Duke Energy says it won’t help restart construction on the V.C. Summer Nuclear Station in Fairfield County, dimming hopes for the project’s revival hours after the power company nixed plans for a separate nuclear plant in South Carolina.
Charlotte-based Duke represented one of the best hopes for restarting the project, which was canceled last month amid budget overruns, construction delays and uncertainties about its contractor’s future.
Duke is South Carolina’s largest electric provider, and it was one of the three primary utilities Gov. Henry McMaster initially contacted about buying a stake in the Midlands project. And until Friday, it was the only other power company with plans to develop nuclear power in the Palmetto State.
"We looked at this from every angle, and we concluded that it is not feasible for us to take on," Duke spokesman Ryan Mosier said in an email.
South Carolina Electric & Gas and the state-owned power company Santee Cooper pulled the plug on their plans to add two new nuclear reactors at V.C. Summer late last month after they determined the project would cost at least $21 billion.

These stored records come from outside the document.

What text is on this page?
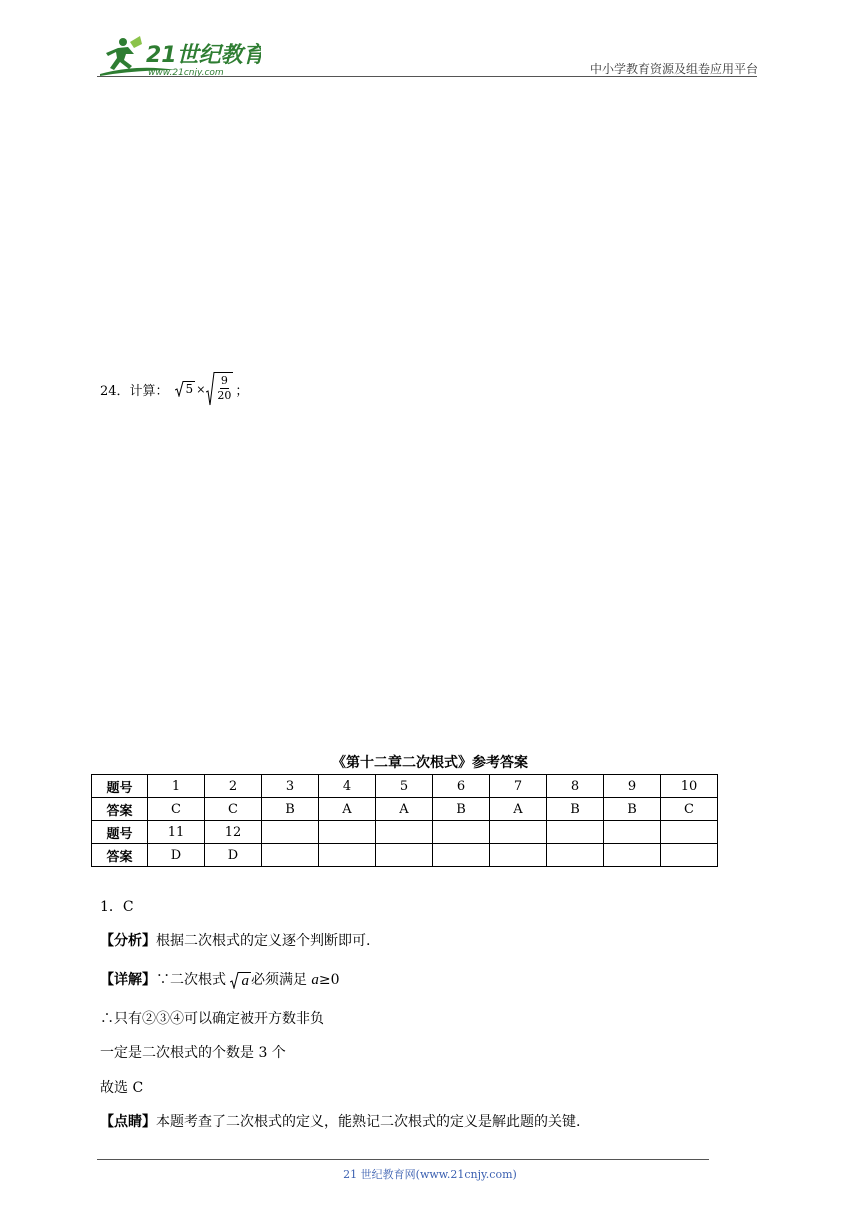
21世纪教育
www.21cnjy.com	中小学教育资源及组卷应用平台
24．计算： $5 \times \frac{9}{20}$ ；
《第十二章二次根式》参考答案
题号	1	2	3	4	5	6	7	8	9	10
答案	C	C	B	A	A	B	A	B	B	C
题号	11	12								
答案	D	D								
1．C
【分析】根据二次根式的定义逐个判断即可.
【详解】∵二次根式 a 必须满足 a≥0
∴只有②③④可以确定被开方数非负
一定是二次根式的个数是 3 个
故选 C
【点睛】本题考查了二次根式的定义，能熟记二次根式的定义是解此题的关键.
21 世纪教育网(www.21cnjy.com)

That was roughly double the original price estimate, and it came after the two utilities had spent a combined $9 billion.
The re-evaluation came after lead contractor Westinghouse Electric, which designed the nuclear reactors, filed for bankruptcy protection in March amid mounting costs at the South Carolina construction site and a similar project in Georgia. That essentially left the utilities with no safety net if they continued.
"The project is far too expensive and the uncertainties around the ultimate completion and operation are far too great for us to accept on behalf of our customers and owners," Mosier said.
Duke offered the same explanation to North Carolina regulators on Friday when it asked for permission to abandon its plans to build the Lee Nuclear Station near Gaffney, about 30 minutes northeast of Spartanburg in Cherokee County.
Unlike the Fairfield County project, the Lee plant never broke ground. But in a filing with the North Carolina Utilities Commission, Charlotte-based Duke said it had spent $542 million to acquire land and design the project.
Duke says its South Carolina customers will be on the hook for about 30 percent of the abandoned project, but it will wait before asking regulators in Columbia for permission to charge customers in the Palmetto State for the work. Mosier said it would file for a rate increase eventually, but "not this year."
Duke’s decision was based in part on the demise of the V.C. Summer expansion. The two projects planned to use the same reactor design, and Duke told regulators that it would have limited opportunity to "assess project execution strategies and risk."
Duke got federal approval for the project late last year, shortly before Westinghouse filed for bankruptcy protection.
The announcements highlight the chilling effect the V.C. Summer project could have on the U.S. nuclear industry. Along with the Georgia project, it was one of the first nuclear construction efforts in the country in three decades.
Work has continued in Georgia, but the project’s majority owner, Southern Co., says it’s still evaluating its options. And in Florida, NextEra Energy says it’s looking to "pause" work on another reactor project using the Westinghouse design.
The uncertainty swirling around the industry sets up a challenging environment for McMaster’s efforts to rescue the project.
The governor says his office has had talks with "a number" of power companies that might be interested in buying Santee Cooper’s 45 percent stake in the V.C. Summer expansion. At an appearance in the Lowcountry on Thursday, he declined to say which companies he'd talked with or how many had reached out.
Outgoing Santee Cooper CEO Lonnie Carter, meantime, said this week that "viable" offers have not been forthcoming. Carter said he’s heard from two interested parties, but neither has the financial resources to finish such a massive project.
Aside from Duke, McMaster has named two other power companies publicly. Virginia-based Dominion Energy and Atlanta-based Southern Co. have declined to discuss their analysis of the Fairfield County project.